Logical Guidance for the Exact Composition of Diffusion Models
Francesco Alesiani, Jonathan Warrell, Tanja Bien, Henrik Christiansen, Matheus Ferraz, Mathias Niepert
TL;DR
LoGDiff addresses the lack of principled support for complex Boolean guidance in diffusion models by deriving an exact Boolean calculus that composes atomic guidance signals under circuit-structured constraints. It replaces fixed weights with probability-dependent coefficients, enabling exact posterior-based guidance for conjunctions, disjunctions, and negations through recursive rules; the framework also provides completeness results for common distribution classes via compilability into probabilistic circuits. The approach is instantiated as a hybrid strategy that combines classifier-free scores with posterior estimates, and is demonstrated on both image generation tasks and protein-ligand design, including repulsive guidance to reduce class confusion. Overall, LoGDiff enables expressive, inference-time constraint satisfaction with diffusion models, with practical impact for controllable generation in vision and drug design.
Abstract
We propose LOGDIFF (Logical Guidance for the Exact Composition of Diffusion Models), a guidance framework for diffusion models that enables principled constrained generation with complex logical expressions at inference time.
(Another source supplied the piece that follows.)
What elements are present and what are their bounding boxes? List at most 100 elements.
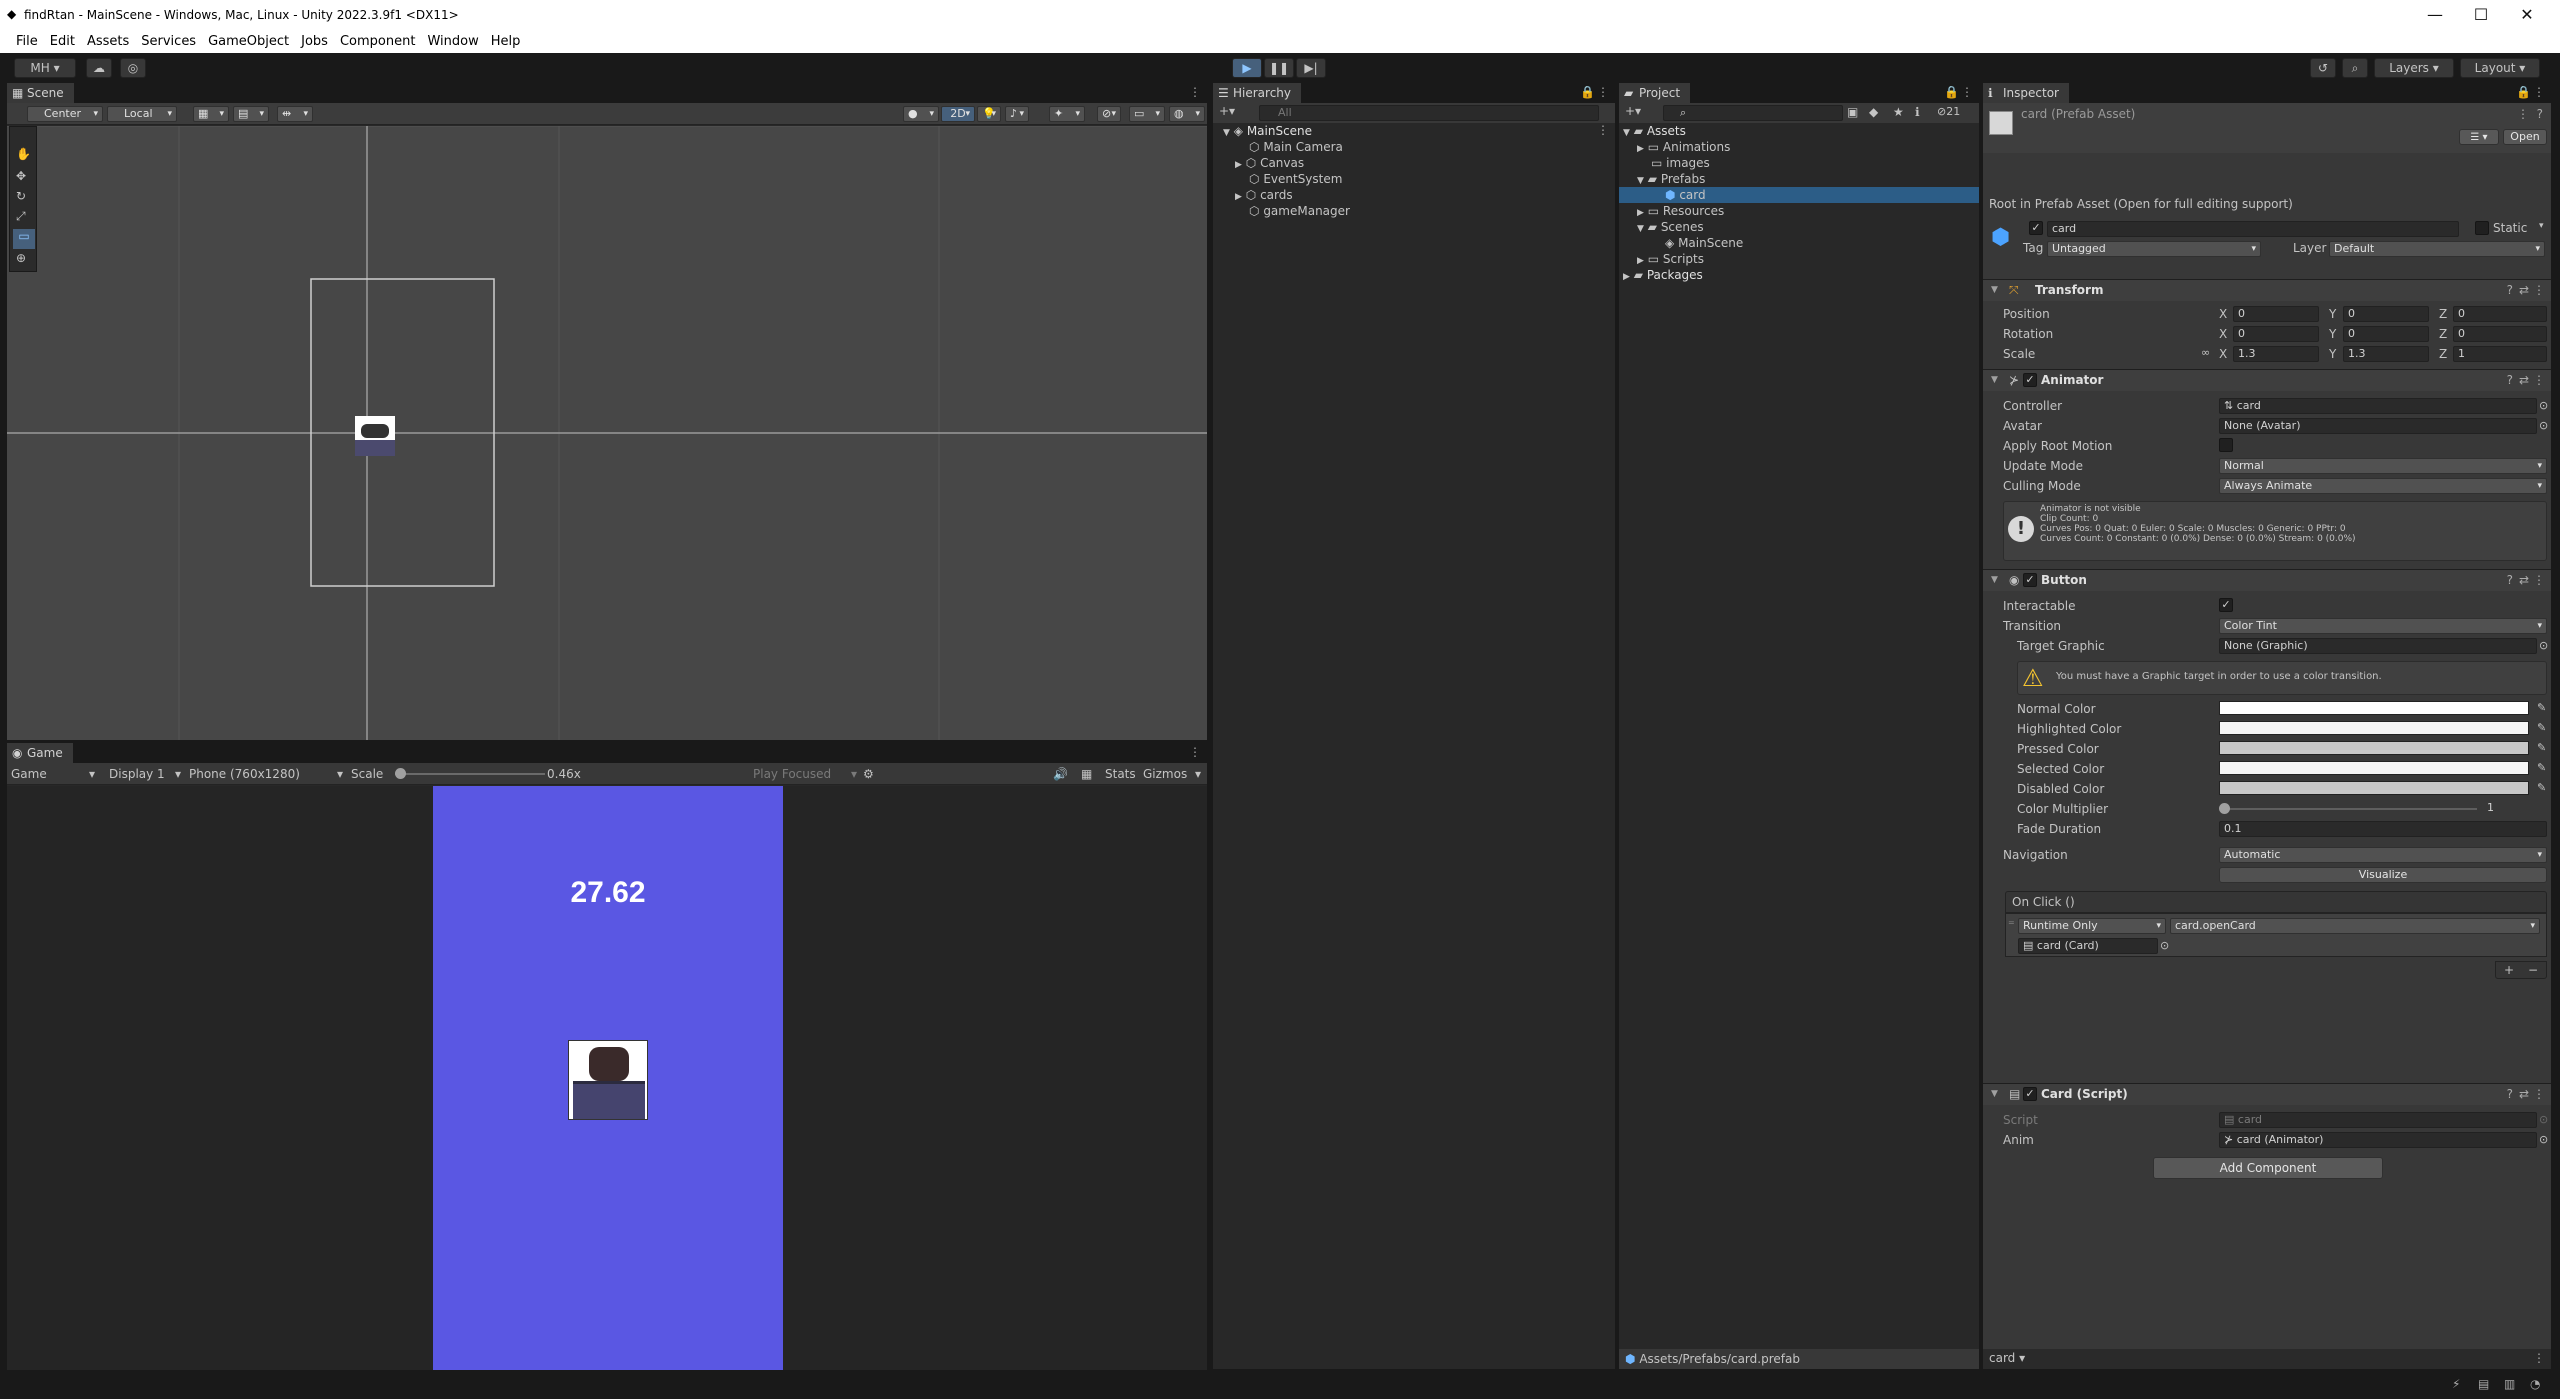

We study when exact score-based guidance for complex logical formulas can be obtained from guidance signals associated with atomic properties. First, we derive an exact Boolean calculus that provides a sufficient condition for exact logical guidance. Specifically, if a formula admits a circuit representation in which conjunctions combine conditionally independent subformulas and disjunctions combine subformulas that are either conditionally independent or mutually exclusive, exact logical guidance is achievable. In this case, the guidance signal can be computed exactly from atomic scores and posterior probabilities using an efficient recursive algorithm. Moreover, we show that, for commonly encountered classes of distributions, any desired Boolean formula is compilable into such a circuit representation. Second, by combining atomic guidance scores with posterior probability estimates, we introduce a hybrid guidance approach that bridges classifierguidance and classifier-free guidance, applicable to both compositional logical guidance and standard conditional generation. We demonstrate the effectiveness of our framework on multiple image and protein structure generation tasks.